Practical skills are to be absorbed over the lifetime of
an architect's career, and are much more efficiently dealt
with in practice than in an educational context where the
simulation of the theatre of reality is an ineffectual surrogate.
Pushed to become a project with research based qualifications,
architecture education draws its models more and more from
the hard sciences. Swelling suffers defeat to housing, matter
to material performance, and the creating of communicative
environments to space planning. Hypotheses and frameworks
of investigation provide a methodology of approach wherein
raw material or ideas are never understood holistically,
but inasmuch as they are useful to the objective model brought
to bear on them. Conclusive instrumental knowledge becomes
prioritized over what might be perceived as being feeling-based,
idiosyncratic, or perhaps personal. Yes, at what cost to
the material being dealt with, to the process of investigation,
and to the concerns of the human beings involved in the
creative act does such research come? Coming to the table
with a pre-defined project in search of a definitive conclusion
is much like seeing the world through a perspective drawing
- the reality beyond is manipulated so as to be coherent,
accessible, and even useful. As evident in the drawing technique,
interpretations cannot masquerade as truths. Regardless
of the strength of the description, the full richness of
the world cannot be exhausted by any one perspective. Must
such an objectifying move the thought of in opposition to
the sensuous reality and the temporal conditions that got
one there? If such thought takes us beyond us, must it do
so at our own expense? What would it take to transcend without
relinquishing the journey through material? In the middle
ages, something got in the way of our experience of matter
qua matter - namely significance. Matter was not considered
to be a blank receptacle for external "research"

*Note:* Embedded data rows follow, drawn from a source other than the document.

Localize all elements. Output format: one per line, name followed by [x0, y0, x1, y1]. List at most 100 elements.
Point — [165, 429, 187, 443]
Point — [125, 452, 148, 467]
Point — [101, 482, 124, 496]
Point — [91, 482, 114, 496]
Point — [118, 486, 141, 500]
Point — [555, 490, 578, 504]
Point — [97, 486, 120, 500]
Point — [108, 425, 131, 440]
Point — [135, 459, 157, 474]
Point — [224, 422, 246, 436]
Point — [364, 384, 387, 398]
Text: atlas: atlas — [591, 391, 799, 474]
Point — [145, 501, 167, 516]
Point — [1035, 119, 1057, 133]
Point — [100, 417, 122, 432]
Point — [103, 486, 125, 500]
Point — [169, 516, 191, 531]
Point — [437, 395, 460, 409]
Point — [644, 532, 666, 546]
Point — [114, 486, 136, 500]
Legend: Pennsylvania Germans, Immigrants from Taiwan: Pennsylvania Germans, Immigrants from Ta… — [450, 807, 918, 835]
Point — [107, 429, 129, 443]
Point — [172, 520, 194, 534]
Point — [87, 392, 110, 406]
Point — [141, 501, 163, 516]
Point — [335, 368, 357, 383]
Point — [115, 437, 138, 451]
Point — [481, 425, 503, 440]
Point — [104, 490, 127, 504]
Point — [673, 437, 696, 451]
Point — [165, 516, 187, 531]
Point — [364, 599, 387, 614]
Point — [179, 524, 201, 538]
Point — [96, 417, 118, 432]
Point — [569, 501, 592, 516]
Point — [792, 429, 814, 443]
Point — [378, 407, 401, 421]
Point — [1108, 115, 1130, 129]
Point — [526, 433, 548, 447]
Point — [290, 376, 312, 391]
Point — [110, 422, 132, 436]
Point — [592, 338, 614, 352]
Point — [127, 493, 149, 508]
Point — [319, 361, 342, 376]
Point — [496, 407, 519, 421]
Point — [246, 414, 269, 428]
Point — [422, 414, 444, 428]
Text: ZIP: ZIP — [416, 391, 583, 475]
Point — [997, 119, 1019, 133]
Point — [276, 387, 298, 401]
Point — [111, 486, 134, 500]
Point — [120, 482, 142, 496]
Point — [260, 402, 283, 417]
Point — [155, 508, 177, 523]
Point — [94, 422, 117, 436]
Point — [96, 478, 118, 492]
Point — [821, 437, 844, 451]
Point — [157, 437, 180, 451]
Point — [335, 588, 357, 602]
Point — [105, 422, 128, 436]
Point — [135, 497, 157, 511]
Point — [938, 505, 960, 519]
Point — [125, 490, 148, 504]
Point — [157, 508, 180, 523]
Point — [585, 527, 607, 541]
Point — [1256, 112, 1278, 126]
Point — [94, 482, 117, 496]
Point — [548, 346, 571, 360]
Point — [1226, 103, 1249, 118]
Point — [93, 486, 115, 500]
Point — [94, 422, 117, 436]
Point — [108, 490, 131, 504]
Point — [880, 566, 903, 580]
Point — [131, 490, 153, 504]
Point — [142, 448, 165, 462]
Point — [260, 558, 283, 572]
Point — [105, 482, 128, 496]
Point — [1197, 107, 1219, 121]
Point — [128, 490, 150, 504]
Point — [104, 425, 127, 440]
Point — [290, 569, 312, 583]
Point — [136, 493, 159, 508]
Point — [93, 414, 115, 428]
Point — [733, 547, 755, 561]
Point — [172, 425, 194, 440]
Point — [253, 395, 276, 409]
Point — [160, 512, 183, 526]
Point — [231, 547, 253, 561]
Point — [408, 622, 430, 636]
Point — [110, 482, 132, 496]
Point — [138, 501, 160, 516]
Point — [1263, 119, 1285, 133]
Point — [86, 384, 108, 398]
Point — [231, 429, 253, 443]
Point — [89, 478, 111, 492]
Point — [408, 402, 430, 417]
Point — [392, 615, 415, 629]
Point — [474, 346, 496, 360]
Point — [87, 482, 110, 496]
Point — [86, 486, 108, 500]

projections, but came with its meaning already in place.
Just as in the case of perspective, no projective techniques
can lay claim to the concrete reality of real space. In
subjugating the uniqueness of human creativity to a universal
condition, the explicit advantage of an instrumental thought
process becomes a clear disadvantage in the context of human-based
architectural space. Only on a level of abstraction, where
in the original situational nature of the world is translated
into a system, does such an approach appear useful.
Current
architectural education focuses almost exclusively on applicable
technical subjects, while most of these matters are firmly
in the hands of those better equipped to handle them. Surely
architects should be home in such an environment, but they
don't have to imitate engineers or to claim authority in
the subject. There exist concerns and areas of knowledge
very specific to architecture, such as its cultural, poetic,
and social role, that are seriously underrepresented in
current curricula. Architecture education should confront
what it is that uniquely presents itself within the discipline
in lieu of a more dire understanding of the field as a form
of applied engineering. Architecture is fundamentally a
human discipline, rooted in practical life and characterized
by typical human situations such as dining, walking or reading.
That the weakest part of our current academic studies is
in humanistic research, presents a significant paradox.
Unfortunately, most schools of architecture, due to a lack
of apprehension or of fundamental leadership, are in little
position to take on such a task. Nevertheless, in many parts
of the world there exist environments that continue to nurture
an understanding of the unique cultural role of architecture.